Technical information was last verified on April 2026. The AI/LLM field moves fast — re-check official docs if more than 6 months have passed.
Who should read this
TL;DR: If you think RAG is “throw documents into a vector DB and search,” your system will fail in production. You need to design five layers — chunking, retrieval, reranking, query transformation, and evaluation — and each layer’s accuracy compounds multiplicatively into overall reliability. 95% x 95% x 95% x 95% x 95% = 77%. Drop any single layer and the whole pipeline collapses.
This article is for backend and ML engineers bringing RAG systems to production. All benchmarks and ecosystem references are current as of April 2026.
The five-layer architecture
| Layer | Role | Failure symptom | |
|---|---|---|---|
| 1 | Chunking | Document to semantic units | Retrieval hits the right doc but the answer is incomplete |
| 2 | Retrieval | Query to top-k relevant chunks | Completely irrelevant documents returned |
| 3 | Reranking | Top-k to precision-reordered results | Relevant documents exist but fall outside the ranking window |
| 4 | Query transformation | User question to search-optimized query | Conversational queries fail to retrieve anything useful |
| 5 | Evaluation & monitoring | Pipeline health measurement | Quality degrades silently with no one noticing |
Layer 1 — Chunking strategy
Chunking is the first and most underestimated design decision in any RAG pipeline. Changing your chunking strategy has a bigger impact on retrieval accuracy than swapping your embedding model.
Fixed-size vs semantic vs hierarchical
Fixed-size chunking: Split every 500 tokens. Simple to implement, but cutting mid-sentence destroys meaning. One clinical decision-making study reported just 13% accuracy.
Semantic chunking: Compute embedding similarity between sentences and split where topics shift. Each chunk maps to a single coherent idea. The same study found adaptive chunking achieved 87% accuracy.
Hierarchical chunking: Parent chunks (summaries) point to child chunks (details). Retrieval starts at the parent level and drills down as needed. Best suited for long documents like legal contracts or technical specifications.
Layer 2 — Retrieval: hybrid is the default
Vector similarity search (dense retrieval) alone is not enough.
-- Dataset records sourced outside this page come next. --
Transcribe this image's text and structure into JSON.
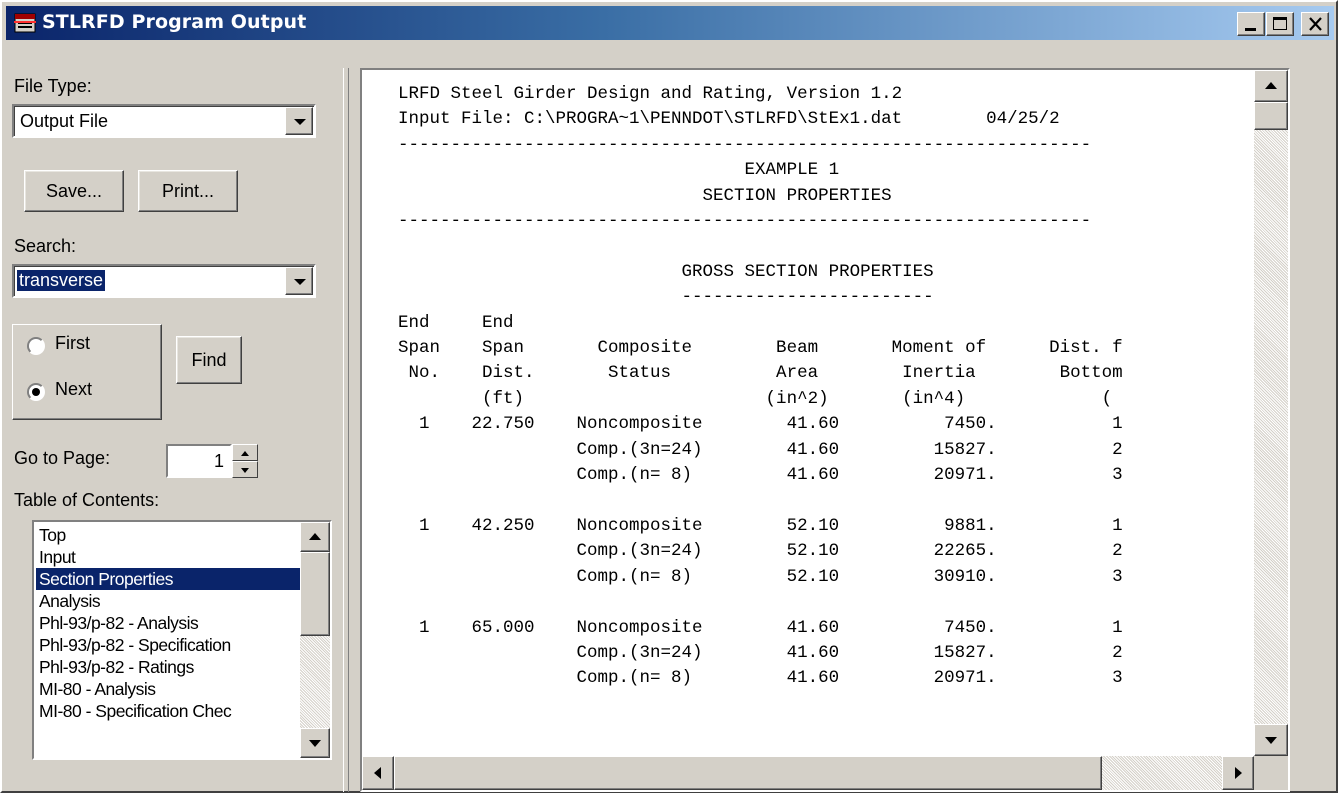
{
  "window": {
    "title": "STLRFD Program Output"
  },
  "left": {
    "file_type_label": "File Type:",
    "file_type_value": "Output File",
    "save_label": "Save...",
    "print_label": "Print...",
    "search_label": "Search:",
    "search_value": "transverse",
    "radio_first_label": "First",
    "radio_next_label": "Next",
    "radio_selected": "Next",
    "find_label": "Find",
    "goto_label": "Go to Page:",
    "goto_value": "1",
    "toc_label": "Table of Contents:",
    "toc_items": [
      "Top",
      "Input",
      "Section Properties",
      "Analysis",
      "Phl-93/p-82 - Analysis",
      "Phl-93/p-82 - Specification",
      "Phl-93/p-82 - Ratings",
      "MI-80 - Analysis",
      "MI-80 - Specification Chec"
    ],
    "toc_selected_index": 2
  },
  "output": {
    "lines": [
      "LRFD Steel Girder Design and Rating, Version 1.2",
      "Input File: C:\\PROGRA~1\\PENNDOT\\STLRFD\\StEx1.dat        04/25/2",
      "------------------------------------------------------------------",
      "                                 EXAMPLE 1",
      "                             SECTION PROPERTIES",
      "------------------------------------------------------------------",
      "",
      "                           GROSS SECTION PROPERTIES",
      "                           ------------------------",
      "End     End",
      "Span    Span       Composite        Beam       Moment of      Dist. f",
      " No.    Dist.       Status          Area        Inertia        Bottom",
      "        (ft)                       (in^2)       (in^4)             (",
      "  1    22.750    Noncomposite        41.60          7450.           1",
      "                 Comp.(3n=24)        41.60         15827.           2",
      "                 Comp.(n= 8)         41.60         20971.           3",
      "",
      "  1    42.250    Noncomposite        52.10          9881.           1",
      "                 Comp.(3n=24)        52.10         22265.           2",
      "                 Comp.(n= 8)         52.10         30910.           3",
      "",
      "  1    65.000    Noncomposite        41.60          7450.           1",
      "                 Comp.(3n=24)        41.60         15827.           2",
      "                 Comp.(n= 8)         41.60         20971.           3"
    ]
  },
  "icons": {
    "app": "app-window-icon",
    "minimize": "minimize-icon",
    "maximize": "maximize-icon",
    "close": "close-icon",
    "dropdown": "chevron-down-icon",
    "scroll_up": "arrow-up-icon",
    "scroll_down": "arrow-down-icon",
    "scroll_left": "arrow-left-icon",
    "scroll_right": "arrow-right-icon"
  },
  "colors": {
    "title_start": "#0a246a",
    "title_end": "#a6caf0",
    "face": "#d4d0c8",
    "selection": "#0a246a"
  }
}
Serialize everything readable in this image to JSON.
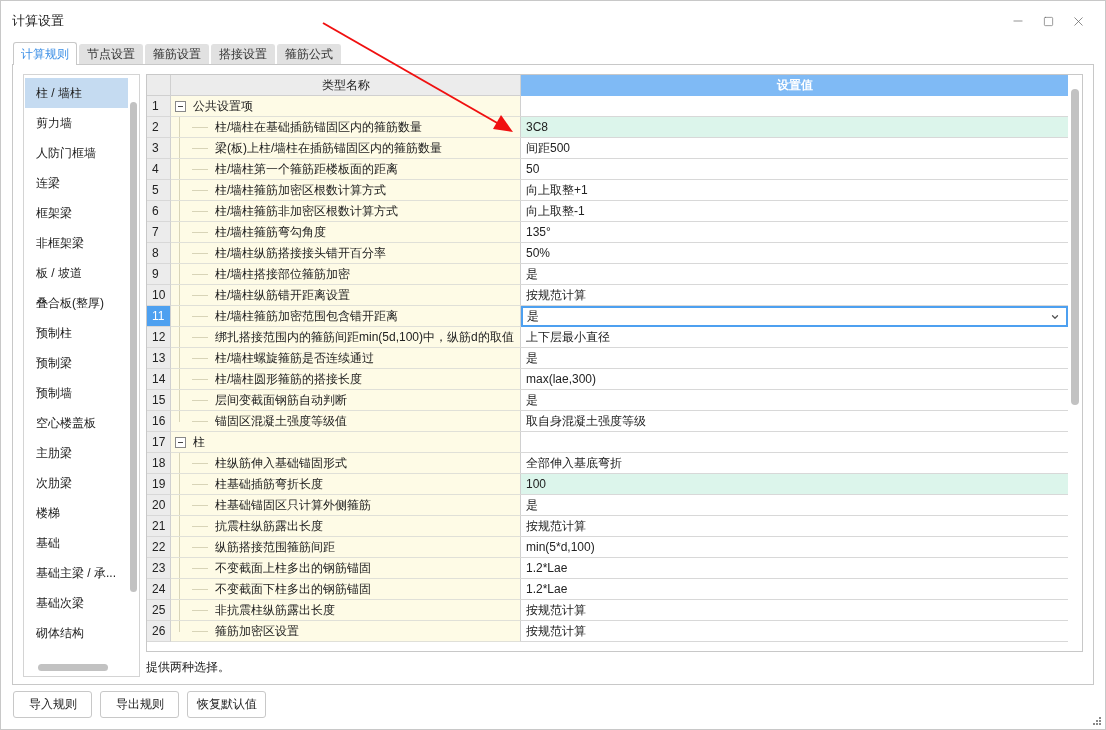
{
  "window": {
    "title": "计算设置"
  },
  "tabs": [
    {
      "label": "计算规则",
      "selected": true
    },
    {
      "label": "节点设置",
      "selected": false
    },
    {
      "label": "箍筋设置",
      "selected": false
    },
    {
      "label": "搭接设置",
      "selected": false
    },
    {
      "label": "箍筋公式",
      "selected": false
    }
  ],
  "sidebar": {
    "items": [
      {
        "label": "柱 / 墙柱",
        "selected": true
      },
      {
        "label": "剪力墙",
        "selected": false
      },
      {
        "label": "人防门框墙",
        "selected": false
      },
      {
        "label": "连梁",
        "selected": false
      },
      {
        "label": "框架梁",
        "selected": false
      },
      {
        "label": "非框架梁",
        "selected": false
      },
      {
        "label": "板 / 坡道",
        "selected": false
      },
      {
        "label": "叠合板(整厚)",
        "selected": false
      },
      {
        "label": "预制柱",
        "selected": false
      },
      {
        "label": "预制梁",
        "selected": false
      },
      {
        "label": "预制墙",
        "selected": false
      },
      {
        "label": "空心楼盖板",
        "selected": false
      },
      {
        "label": "主肋梁",
        "selected": false
      },
      {
        "label": "次肋梁",
        "selected": false
      },
      {
        "label": "楼梯",
        "selected": false
      },
      {
        "label": "基础",
        "selected": false
      },
      {
        "label": "基础主梁 / 承...",
        "selected": false
      },
      {
        "label": "基础次梁",
        "selected": false
      },
      {
        "label": "砌体结构",
        "selected": false
      }
    ]
  },
  "table": {
    "columns": [
      "类型名称",
      "设置值"
    ],
    "rows": [
      {
        "num": "1",
        "name": "公共设置项",
        "expanded": true,
        "children": [
          {
            "num": "2",
            "name": "柱/墙柱在基础插筋锚固区内的箍筋数量",
            "value": "3C8",
            "highlighted": true,
            "selected": false
          },
          {
            "num": "3",
            "name": "梁(板)上柱/墙柱在插筋锚固区内的箍筋数量",
            "value": "间距500",
            "highlighted": false,
            "selected": false
          },
          {
            "num": "4",
            "name": "柱/墙柱第一个箍筋距楼板面的距离",
            "value": "50",
            "highlighted": false,
            "selected": false
          },
          {
            "num": "5",
            "name": "柱/墙柱箍筋加密区根数计算方式",
            "value": "向上取整+1",
            "highlighted": false,
            "selected": false
          },
          {
            "num": "6",
            "name": "柱/墙柱箍筋非加密区根数计算方式",
            "value": "向上取整-1",
            "highlighted": false,
            "selected": false
          },
          {
            "num": "7",
            "name": "柱/墙柱箍筋弯勾角度",
            "value": "135°",
            "highlighted": false,
            "selected": false
          },
          {
            "num": "8",
            "name": "柱/墙柱纵筋搭接接头错开百分率",
            "value": "50%",
            "highlighted": false,
            "selected": false
          },
          {
            "num": "9",
            "name": "柱/墙柱搭接部位箍筋加密",
            "value": "是",
            "highlighted": false,
            "selected": false
          },
          {
            "num": "10",
            "name": "柱/墙柱纵筋错开距离设置",
            "value": "按规范计算",
            "highlighted": false,
            "selected": false
          },
          {
            "num": "11",
            "name": "柱/墙柱箍筋加密范围包含错开距离",
            "value": "是",
            "highlighted": false,
            "selected": true
          },
          {
            "num": "12",
            "name": "绑扎搭接范围内的箍筋间距min(5d,100)中，纵筋d的取值",
            "value": "上下层最小直径",
            "highlighted": false,
            "selected": false
          },
          {
            "num": "13",
            "name": "柱/墙柱螺旋箍筋是否连续通过",
            "value": "是",
            "highlighted": false,
            "selected": false
          },
          {
            "num": "14",
            "name": "柱/墙柱圆形箍筋的搭接长度",
            "value": "max(lae,300)",
            "highlighted": false,
            "selected": false
          },
          {
            "num": "15",
            "name": "层间变截面钢筋自动判断",
            "value": "是",
            "highlighted": false,
            "selected": false
          },
          {
            "num": "16",
            "name": "锚固区混凝土强度等级值",
            "value": "取自身混凝土强度等级",
            "highlighted": false,
            "selected": false
          }
        ]
      },
      {
        "num": "17",
        "name": "柱",
        "expanded": true,
        "children": [
          {
            "num": "18",
            "name": "柱纵筋伸入基础锚固形式",
            "value": "全部伸入基底弯折",
            "highlighted": false,
            "selected": false
          },
          {
            "num": "19",
            "name": "柱基础插筋弯折长度",
            "value": "100",
            "highlighted": true,
            "selected": false
          },
          {
            "num": "20",
            "name": "柱基础锚固区只计算外侧箍筋",
            "value": "是",
            "highlighted": false,
            "selected": false
          },
          {
            "num": "21",
            "name": "抗震柱纵筋露出长度",
            "value": "按规范计算",
            "highlighted": false,
            "selected": false
          },
          {
            "num": "22",
            "name": "纵筋搭接范围箍筋间距",
            "value": "min(5*d,100)",
            "highlighted": false,
            "selected": false
          },
          {
            "num": "23",
            "name": "不变截面上柱多出的钢筋锚固",
            "value": "1.2*Lae",
            "highlighted": false,
            "selected": false
          },
          {
            "num": "24",
            "name": "不变截面下柱多出的钢筋锚固",
            "value": "1.2*Lae",
            "highlighted": false,
            "selected": false
          },
          {
            "num": "25",
            "name": "非抗震柱纵筋露出长度",
            "value": "按规范计算",
            "highlighted": false,
            "selected": false
          },
          {
            "num": "26",
            "name": "箍筋加密区设置",
            "value": "按规范计算",
            "highlighted": false,
            "selected": false
          }
        ]
      }
    ]
  },
  "description": "提供两种选择。",
  "buttons": [
    "导入规则",
    "导出规则",
    "恢复默认值"
  ]
}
- Dense only (vector search): recall@10 = 78%
- Sparse only (BM25 keyword): recall@10 = 65%
- Hybrid (dense + sparse): recall@10 = 91%
As of 2026, 72% of production RAG systems use hybrid retrieval. Pinecone, Weaviate, and Qdrant all support hybrid search natively.
# Hybrid search example (Weaviate)
results = client.query.hybrid(
query="chunking strategies for RAG pipelines",
alpha=0.7, # 0=sparse only, 1=dense only, 0.7=dense-weighted
limit=20, # Fetch generously before reranking
) Layer 3 — Reranking
After retrieval pulls the top-20 candidates, a reranker model rescores each chunk’s relevance to the query and compresses the list to the top-5. The retrieval stage casts a wide net for “roughly relevant” chunks; the reranker tightens the ranking to “precisely relevant.”
Leading rerankers: Cohere Rerank, Jina Reranker, and open-source cross-encoder models.
Without reranking, critical information sitting at positions 4 or 5 in the retrieval results gets dropped from the LLM context. This is the primary cause of “the answer exists in the corpus but the LLM doesn’t know it.”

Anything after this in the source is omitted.